Over time, the sense of a shared vision for Northern Ireland has decreased since the early days of the agreement, according to Hamber’s research.  And while studies have shown a steady increase in the building of positive relationships and cultural and attitudinal change—areas of focus for the fund—the improvement has been slow, only 1 to 2 percentage points a year.

It is precisely because peacebuilding is a long-term proposition that some kind of scaled-up and sustained funding model could add value in the Israeli-Palestinian context, said Lucy Kurtzer-Ellenbogen, director of the Arab-Israeli conflict program at USIP.  Findings from a recent USIP evaluation of the institute’s dialogue grants projects show that a strong factor in strengthening impact over time is consistency in funding that can enable organizations to build on early successes and take risks to encourage innovation, she said.  A more detailed report of the study is forthcoming.

Types of Work That Receive Funding

In the Israeli-Palestinian context, innovation and risk also should apply to the types of work being funded, Kurtzer-Ellenbogen said.  Growing social and political challenges to Israeli and Palestinian interaction have caused civil society organizations to “turn inwards” and focus on healing divides within their own societies. These are equally important projects for any new funding mechanism, Kurtzer-Ellenbogen said.

The fund’s independence in a fraught political context is a key benefit, said Joel Braunold, the executive director of the Alliance for Middle East Peace and an advocate for an international fund for the Israeli-Palestinian conflict. While international financing of NGOs is politically volatile in the Middle East, an independent and inclusive fund could gain legitimacy, via financing and political support from parties each side trusts, Braunold said. 
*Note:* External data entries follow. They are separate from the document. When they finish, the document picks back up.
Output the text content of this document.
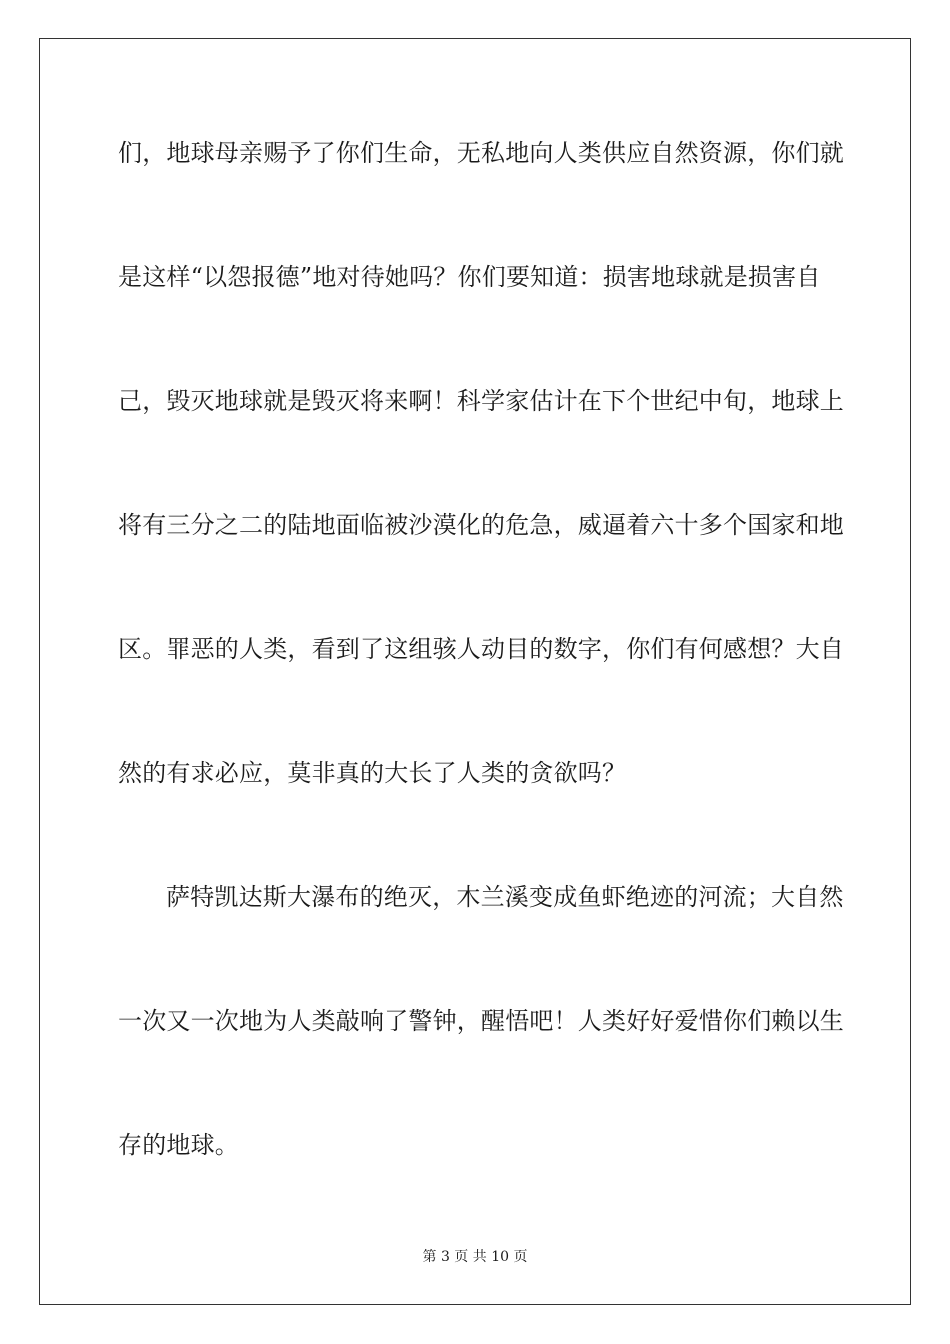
们，地球母亲赐予了你们生命，无私地向人类供应自然资源，你们就
是这样“以怨报德”地对待她吗？你们要知道：损害地球就是损害自
己，毁灭地球就是毁灭将来啊！科学家估计在下个世纪中旬，地球上
将有三分之二的陆地面临被沙漠化的危急，威逼着六十多个国家和地
区。罪恶的人类，看到了这组骇人动目的数字，你们有何感想？大自
然的有求必应，莫非真的大长了人类的贪欲吗？
萨特凯达斯大瀑布的绝灭，木兰溪变成鱼虾绝迹的河流；大自然
一次又一次地为人类敲响了警钟，醒悟吧！人类好好爱惜你们赖以生
存的地球。
第 3 页 共 10 页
Father Josh Thomas, executive director of Kids4Peace, an interfaith youth movement working with Israelis and Palestinians, said it’s important to build a sense of hope in the face of so much despair, cynicism and negativity. His organization is part of Braunold’s coalition of 110 groups working on the ground to build relationships between Arabs and Jews.  

But the challenging social and political environment makes it difficult for even motivated young people to affect broader social change. Arguing for scaled-up investment, Thomas cited one of his Palestinian teenage participants. When asked what it would take to feel more confident and strong in his work as a young person pursuing a nonviolent path to peace, the youth simply replied “more people.”
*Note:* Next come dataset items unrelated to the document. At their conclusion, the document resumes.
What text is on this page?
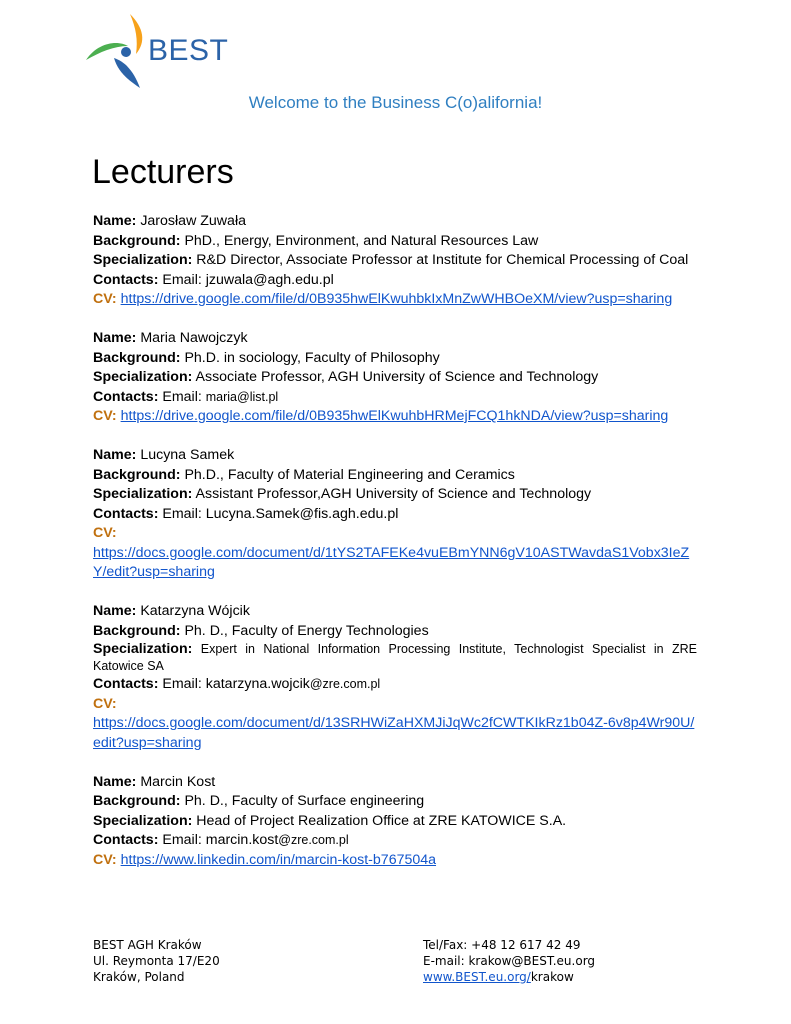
BEST
Welcome to the Business C(o)alifornia!
Lecturers
Name: Jarosław Zuwała
Background: PhD., Energy, Environment, and Natural Resources Law
Specialization: R&D Director, Associate Professor at Institute for Chemical Processing of Coal
Contacts: Email: jzuwala@agh.edu.pl
CV: https://drive.google.com/file/d/0B935hwElKwuhbkIxMnZwWHBOeXM/view?usp=sharing
Name: Maria Nawojczyk
Background: Ph.D. in sociology, Faculty of Philosophy
Specialization: Associate Professor, AGH University of Science and Technology
Contacts: Email: maria@list.pl
CV: https://drive.google.com/file/d/0B935hwElKwuhbHRMejFCQ1hkNDA/view?usp=sharing
Name: Lucyna Samek
Background: Ph.D., Faculty of Material Engineering and Ceramics
Specialization: Assistant Professor,AGH University of Science and Technology
Contacts: Email: Lucyna.Samek@fis.agh.edu.pl
CV:
https://docs.google.com/document/d/1tYS2TAFEKe4vuEBmYNN6gV10ASTWavdaS1Vobx3IeZY/edit?usp=sharing
Name: Katarzyna Wójcik
Background: Ph. D., Faculty of Energy Technologies
Specialization: Expert in National Information Processing Institute, Technologist Specialist in ZRE Katowice SA
Contacts: Email: katarzyna.wojcik@zre.com.pl
CV:
https://docs.google.com/document/d/13SRHWiZaHXMJiJqWc2fCWTKIkRz1b04Z-6v8p4Wr90U/edit?usp=sharing
Name: Marcin Kost
Background: Ph. D., Faculty of Surface engineering
Specialization: Head of Project Realization Office at ZRE KATOWICE S.A.
Contacts: Email: marcin.kost@zre.com.pl
CV: https://www.linkedin.com/in/marcin-kost-b767504a
BEST AGH Kraków
Ul. Reymonta 17/E20
Kraków, Poland
Tel/Fax: +48 12 617 42 49
E-mail: krakow@BEST.eu.org
www.BEST.eu.org/krakow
Despite a common perception that grassroots peacebuilding has long been a large-scale funding priority in efforts to resolve the Israeli Palestinian conflict, Braunold said civil society was an afterthought of the first Oslo Accords of 1993, and peace and reconciliation didn’t feature at all.

EU funding for civil society groups began only in 1998, and the U.S. contribution of $10 million a year didn’t begin until 2004, after the second intifada, Braunold said. Today, civil society is “no longer an afterthought,” he said, citing explicit recognition in a July 2016 document from the Quartet of U.S., Russia, the EU and the United Nations that mediates the peace process.

“We are a necessary part of the solution,” Braunold said. “If we are seen as just ‘nice,’ we are destined to repeat the same mistakes that have caused the failures of the past.”